Geschrieben von Qwiek | Nov 17, 2025 12:57:31 PM

Der Einsatz von sedierenden Medikamenten bei Menschen mit Demenz, die Anzeichen von Aggressivität zeigen, ist weit verbreitet. Aber ist die Einnahme wirklich immer notwendig? Gibt es Alternativen und wenn ja, welche? Wir sehen, dass immer mehr Leistungserbringer im Pflegewesen diesen Trend umkehren wollen. Bei Aggressivität, Reizbarkeit und Unruhe, sogenanntem herausforderndem Verhalten, setzen sie weniger auf Medikamente, sondern auf andere Lösungen. In diesem Blog kommen verschiedene Experten zu Wort und liefern Hintergrundinformationen zum Einsatz von Medikamenten bei Demenz und Anzeichen von Aggressivität sowie alternative Lösungsansätze.

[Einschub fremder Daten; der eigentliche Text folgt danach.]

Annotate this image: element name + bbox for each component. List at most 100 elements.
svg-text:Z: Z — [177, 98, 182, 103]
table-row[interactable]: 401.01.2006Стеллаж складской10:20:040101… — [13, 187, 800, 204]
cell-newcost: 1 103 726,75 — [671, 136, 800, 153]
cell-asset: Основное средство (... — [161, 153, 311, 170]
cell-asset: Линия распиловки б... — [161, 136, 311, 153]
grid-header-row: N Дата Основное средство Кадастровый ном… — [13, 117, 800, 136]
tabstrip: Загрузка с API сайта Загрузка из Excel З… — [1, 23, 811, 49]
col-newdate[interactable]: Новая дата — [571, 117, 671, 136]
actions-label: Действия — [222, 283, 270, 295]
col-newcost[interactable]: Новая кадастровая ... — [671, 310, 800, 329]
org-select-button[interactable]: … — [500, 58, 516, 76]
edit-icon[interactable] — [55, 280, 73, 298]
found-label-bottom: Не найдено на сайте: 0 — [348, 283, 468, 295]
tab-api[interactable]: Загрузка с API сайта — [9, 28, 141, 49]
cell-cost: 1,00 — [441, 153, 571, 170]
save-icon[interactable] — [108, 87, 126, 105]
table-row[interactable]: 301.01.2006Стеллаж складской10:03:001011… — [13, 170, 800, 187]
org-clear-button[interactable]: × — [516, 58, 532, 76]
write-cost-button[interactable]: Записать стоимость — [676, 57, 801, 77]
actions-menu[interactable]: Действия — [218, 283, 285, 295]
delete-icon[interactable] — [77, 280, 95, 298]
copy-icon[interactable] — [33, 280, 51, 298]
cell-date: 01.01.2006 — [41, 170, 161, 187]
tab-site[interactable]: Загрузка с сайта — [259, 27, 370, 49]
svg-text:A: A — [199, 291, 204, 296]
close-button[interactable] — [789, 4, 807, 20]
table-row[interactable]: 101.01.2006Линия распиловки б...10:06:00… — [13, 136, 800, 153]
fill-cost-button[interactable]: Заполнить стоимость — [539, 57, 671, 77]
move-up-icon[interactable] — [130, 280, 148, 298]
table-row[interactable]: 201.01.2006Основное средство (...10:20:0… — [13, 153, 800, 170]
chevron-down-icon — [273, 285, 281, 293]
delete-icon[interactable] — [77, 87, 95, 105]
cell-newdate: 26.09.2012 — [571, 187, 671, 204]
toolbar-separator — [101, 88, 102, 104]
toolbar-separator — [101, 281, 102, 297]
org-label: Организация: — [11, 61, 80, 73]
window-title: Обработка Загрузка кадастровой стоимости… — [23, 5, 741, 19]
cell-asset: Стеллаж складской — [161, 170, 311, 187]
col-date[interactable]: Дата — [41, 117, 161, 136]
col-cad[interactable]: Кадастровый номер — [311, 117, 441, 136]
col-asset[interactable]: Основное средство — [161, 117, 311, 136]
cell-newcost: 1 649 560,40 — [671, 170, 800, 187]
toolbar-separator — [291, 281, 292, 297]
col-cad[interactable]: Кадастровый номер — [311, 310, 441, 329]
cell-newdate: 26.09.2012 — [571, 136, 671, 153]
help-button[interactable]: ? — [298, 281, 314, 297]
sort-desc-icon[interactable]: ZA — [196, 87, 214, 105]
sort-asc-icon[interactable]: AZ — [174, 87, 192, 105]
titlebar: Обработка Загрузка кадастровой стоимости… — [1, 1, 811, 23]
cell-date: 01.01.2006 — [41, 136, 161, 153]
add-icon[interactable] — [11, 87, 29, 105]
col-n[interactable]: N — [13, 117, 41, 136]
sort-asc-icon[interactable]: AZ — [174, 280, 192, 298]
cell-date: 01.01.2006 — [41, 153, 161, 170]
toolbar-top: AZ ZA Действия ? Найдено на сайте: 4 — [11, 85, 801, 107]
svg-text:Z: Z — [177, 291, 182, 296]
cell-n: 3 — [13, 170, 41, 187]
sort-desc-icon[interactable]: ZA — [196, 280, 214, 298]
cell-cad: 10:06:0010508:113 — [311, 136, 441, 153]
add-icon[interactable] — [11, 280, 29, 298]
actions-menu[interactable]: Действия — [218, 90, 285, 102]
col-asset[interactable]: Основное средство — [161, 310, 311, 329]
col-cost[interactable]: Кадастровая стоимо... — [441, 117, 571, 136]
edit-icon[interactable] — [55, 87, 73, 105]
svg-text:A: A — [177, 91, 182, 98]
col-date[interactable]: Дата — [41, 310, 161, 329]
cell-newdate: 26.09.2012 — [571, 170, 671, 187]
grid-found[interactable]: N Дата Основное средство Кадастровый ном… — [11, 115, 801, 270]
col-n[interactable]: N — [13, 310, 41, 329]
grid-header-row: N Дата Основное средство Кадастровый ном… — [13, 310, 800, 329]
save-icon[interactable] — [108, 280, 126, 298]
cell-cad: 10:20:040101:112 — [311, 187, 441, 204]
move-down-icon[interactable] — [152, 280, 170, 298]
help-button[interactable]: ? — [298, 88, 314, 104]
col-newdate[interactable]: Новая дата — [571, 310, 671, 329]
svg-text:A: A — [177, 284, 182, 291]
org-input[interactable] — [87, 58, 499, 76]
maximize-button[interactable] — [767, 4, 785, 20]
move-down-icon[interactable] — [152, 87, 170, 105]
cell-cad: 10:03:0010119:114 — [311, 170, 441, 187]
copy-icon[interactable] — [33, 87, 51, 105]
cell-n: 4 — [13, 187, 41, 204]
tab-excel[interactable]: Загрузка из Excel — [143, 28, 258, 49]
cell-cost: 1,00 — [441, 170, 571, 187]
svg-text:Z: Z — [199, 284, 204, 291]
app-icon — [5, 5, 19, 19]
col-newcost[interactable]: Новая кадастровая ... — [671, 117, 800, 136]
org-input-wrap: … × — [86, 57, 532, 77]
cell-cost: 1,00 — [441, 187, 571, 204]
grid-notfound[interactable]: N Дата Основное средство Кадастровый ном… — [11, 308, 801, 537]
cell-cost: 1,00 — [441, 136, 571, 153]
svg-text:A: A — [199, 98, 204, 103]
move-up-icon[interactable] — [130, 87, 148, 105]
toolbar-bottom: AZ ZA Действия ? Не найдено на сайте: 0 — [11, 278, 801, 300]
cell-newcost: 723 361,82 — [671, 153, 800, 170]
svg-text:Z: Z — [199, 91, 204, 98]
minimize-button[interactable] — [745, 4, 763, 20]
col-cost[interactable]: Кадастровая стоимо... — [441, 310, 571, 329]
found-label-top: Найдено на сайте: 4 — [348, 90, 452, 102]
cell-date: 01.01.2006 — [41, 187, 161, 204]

Der Schlüssel zur Reduktion von Sedativa ist ein versierter Umgang mit herausforderndem Verhalten. Je größer das Verständnis ist, desto eher lassen sich solche Medikamente vermeiden. Laden Sie hier unsere kostenlose Themenausgabe über herausforderndes Verhalten herunter.

Hoher Gebrauch von sedierenden Medikamenten bei Demenzkranken

Über 40 Prozent aller Bewohner im Altersheim mit der Diagnose Demenz erhalten dauerhaft Medikamente um psychische- und Verhaltenssymptome wie Aggressivität, Reizbarkeit und Unruhe zu reduzieren. Dies wurde durch die Stiftung Gesundheitswissen (SGW) bereits im Jahr 2019 festgestellt [1]. Zum gleichen Ergebnis kommt das Bayerisches Staatsministerium für Gesundheit und Pflege. Staatsministerin Melanie Huml: “Diese Medikamente haben viele Nebenwirkungen und müssen daher besonders zurückhaltend eingesetzt werden.” Das Ministerium fördert deshalb aktiv ein Projekt um den Einsatz von sedierenden Psychopharmaka bei Menschen mit Demenz zu reduzieren [2].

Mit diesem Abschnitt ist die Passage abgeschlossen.